We had four days to explore before we were to continue our journey. I hired a calèche (horse-drawn carriage) for a few hours the first day, sent the driver to purchase a bottle of good Italian wine and to show me around. The square was spared during the Second World War, it seems, because the buildings are old and the architecture is beautiful. After a year in the desert, the noise of the city was almost overpowering.
The second day, I joined a tour bus and traveled to Pompei. This city was destroyed when Mount Vesuvius erupted. It was completely covered and most of the people killed. The parts that had been excavated by the 1950s showed a lot of what life was like in the old days of the Roman Empire. It must have been quite a city.

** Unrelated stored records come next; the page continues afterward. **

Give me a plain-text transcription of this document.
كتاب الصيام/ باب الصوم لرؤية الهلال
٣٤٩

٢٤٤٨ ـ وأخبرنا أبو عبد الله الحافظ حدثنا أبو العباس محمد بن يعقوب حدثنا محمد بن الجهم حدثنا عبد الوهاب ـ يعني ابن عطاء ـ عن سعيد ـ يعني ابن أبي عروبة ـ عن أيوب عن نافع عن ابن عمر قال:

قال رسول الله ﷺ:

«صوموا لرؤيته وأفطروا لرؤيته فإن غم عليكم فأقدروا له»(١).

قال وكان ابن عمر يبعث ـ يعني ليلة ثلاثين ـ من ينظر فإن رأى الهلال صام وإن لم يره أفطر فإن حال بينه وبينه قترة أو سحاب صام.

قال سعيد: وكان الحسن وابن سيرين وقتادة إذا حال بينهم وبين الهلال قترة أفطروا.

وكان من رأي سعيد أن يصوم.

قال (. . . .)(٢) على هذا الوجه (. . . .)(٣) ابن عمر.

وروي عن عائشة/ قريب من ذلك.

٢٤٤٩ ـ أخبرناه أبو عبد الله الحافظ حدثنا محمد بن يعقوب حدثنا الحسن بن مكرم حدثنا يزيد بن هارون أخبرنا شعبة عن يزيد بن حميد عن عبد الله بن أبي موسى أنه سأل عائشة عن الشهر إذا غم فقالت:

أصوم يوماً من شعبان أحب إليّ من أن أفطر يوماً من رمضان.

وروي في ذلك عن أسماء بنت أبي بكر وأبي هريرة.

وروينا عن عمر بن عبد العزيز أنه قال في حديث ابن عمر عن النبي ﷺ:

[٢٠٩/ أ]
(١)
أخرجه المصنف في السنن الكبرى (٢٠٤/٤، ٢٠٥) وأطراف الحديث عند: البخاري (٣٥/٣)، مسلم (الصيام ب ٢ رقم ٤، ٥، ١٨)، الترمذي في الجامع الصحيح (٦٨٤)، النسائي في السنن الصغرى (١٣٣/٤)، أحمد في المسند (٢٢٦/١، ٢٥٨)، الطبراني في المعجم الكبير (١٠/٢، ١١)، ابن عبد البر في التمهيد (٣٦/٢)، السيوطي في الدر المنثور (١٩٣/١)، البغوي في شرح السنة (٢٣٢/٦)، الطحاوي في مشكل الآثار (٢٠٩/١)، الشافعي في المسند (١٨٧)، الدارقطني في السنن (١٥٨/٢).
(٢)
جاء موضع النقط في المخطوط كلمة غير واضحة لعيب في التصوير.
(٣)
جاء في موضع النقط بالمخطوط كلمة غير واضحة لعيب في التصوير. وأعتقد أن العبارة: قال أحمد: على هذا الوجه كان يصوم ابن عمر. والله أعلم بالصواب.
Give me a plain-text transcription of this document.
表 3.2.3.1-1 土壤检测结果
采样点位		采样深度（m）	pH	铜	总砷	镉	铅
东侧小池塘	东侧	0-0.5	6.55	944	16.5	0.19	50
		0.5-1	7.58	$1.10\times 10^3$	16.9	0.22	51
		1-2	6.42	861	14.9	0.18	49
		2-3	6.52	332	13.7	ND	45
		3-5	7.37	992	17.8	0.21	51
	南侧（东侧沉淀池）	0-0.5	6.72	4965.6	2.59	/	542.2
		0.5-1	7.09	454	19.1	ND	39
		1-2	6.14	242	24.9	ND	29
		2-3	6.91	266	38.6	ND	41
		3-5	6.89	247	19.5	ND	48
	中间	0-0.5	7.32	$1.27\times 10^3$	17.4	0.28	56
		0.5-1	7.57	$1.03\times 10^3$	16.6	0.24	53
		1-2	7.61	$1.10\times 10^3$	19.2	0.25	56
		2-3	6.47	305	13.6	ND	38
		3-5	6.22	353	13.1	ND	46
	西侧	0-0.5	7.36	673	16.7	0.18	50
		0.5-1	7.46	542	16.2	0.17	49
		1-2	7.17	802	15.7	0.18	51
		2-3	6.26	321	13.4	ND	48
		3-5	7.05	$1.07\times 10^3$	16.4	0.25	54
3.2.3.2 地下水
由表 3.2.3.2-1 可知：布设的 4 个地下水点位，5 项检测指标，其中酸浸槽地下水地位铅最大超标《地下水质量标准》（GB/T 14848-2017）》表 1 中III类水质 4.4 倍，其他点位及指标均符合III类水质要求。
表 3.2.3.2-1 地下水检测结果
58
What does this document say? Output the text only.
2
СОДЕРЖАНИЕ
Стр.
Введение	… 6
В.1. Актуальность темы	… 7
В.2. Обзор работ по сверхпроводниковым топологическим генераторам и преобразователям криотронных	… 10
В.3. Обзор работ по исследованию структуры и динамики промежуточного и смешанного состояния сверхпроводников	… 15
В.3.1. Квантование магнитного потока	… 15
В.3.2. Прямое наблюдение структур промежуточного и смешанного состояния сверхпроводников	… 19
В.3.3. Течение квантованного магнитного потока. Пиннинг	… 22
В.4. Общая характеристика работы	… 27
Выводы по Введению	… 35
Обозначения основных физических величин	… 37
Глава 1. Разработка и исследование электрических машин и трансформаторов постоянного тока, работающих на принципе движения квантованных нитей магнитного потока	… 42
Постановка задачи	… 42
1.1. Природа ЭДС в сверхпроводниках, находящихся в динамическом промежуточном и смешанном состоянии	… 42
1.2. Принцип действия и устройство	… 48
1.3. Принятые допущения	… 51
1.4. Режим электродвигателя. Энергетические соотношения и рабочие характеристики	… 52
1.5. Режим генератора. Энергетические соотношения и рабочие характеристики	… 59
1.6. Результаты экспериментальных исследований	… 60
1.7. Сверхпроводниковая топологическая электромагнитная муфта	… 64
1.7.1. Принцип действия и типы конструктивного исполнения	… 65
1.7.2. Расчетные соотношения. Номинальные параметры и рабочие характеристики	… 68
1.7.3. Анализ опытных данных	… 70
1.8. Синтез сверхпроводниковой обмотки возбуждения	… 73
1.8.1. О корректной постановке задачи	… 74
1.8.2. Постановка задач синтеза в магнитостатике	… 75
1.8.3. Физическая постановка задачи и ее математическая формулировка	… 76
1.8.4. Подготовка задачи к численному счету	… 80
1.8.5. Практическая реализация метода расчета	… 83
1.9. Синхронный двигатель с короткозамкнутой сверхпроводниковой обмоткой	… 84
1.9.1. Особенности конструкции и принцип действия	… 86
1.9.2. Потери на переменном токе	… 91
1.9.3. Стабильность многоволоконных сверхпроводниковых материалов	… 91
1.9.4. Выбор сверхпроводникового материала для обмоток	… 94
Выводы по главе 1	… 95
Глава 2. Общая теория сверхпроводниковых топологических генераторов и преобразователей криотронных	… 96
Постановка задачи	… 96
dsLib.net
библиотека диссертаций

I spent the rest of my time wandering around Naples. The day of our departure, we were taken badk to the airport for the final leg of our journey to Montreal. Our airplane was called a North Star. Guess what! Bucket seats and box lunches again. When we got airborne we were told that the pressurization was on the fritz and we would be flying below 8,000’. Since we left most of our clothes in Egypt because of posible diseases being carried in them, all I had on was a pair of shoes, no socks, pants and a shirt, no shorts and a beret. The plane was cold as it was November and there was no heat. We stopped in Gibraltar for refueling and headed for Goose Bay, Labrador. While there, we were informed that the weather had closed in Montreal, but it might be clear by the time we got there. Luckily, the weather was fair enough for us to land in a snow squall.
We cleared customs while we shivered and were given passes and train tickets to our hometowns. At the time, my home was Waterloo. When I stepped off the train in Kitchener, it was four below and snowing. I still had no clothing, so comingoff the desert five days before, it was a bit chilly. The best way to warm up, I figured, was to go directly to the Station Hotel and help the bar sales.
A few hours later I hired a cab and walked into the house. You should have seen the look on my parents’ faces.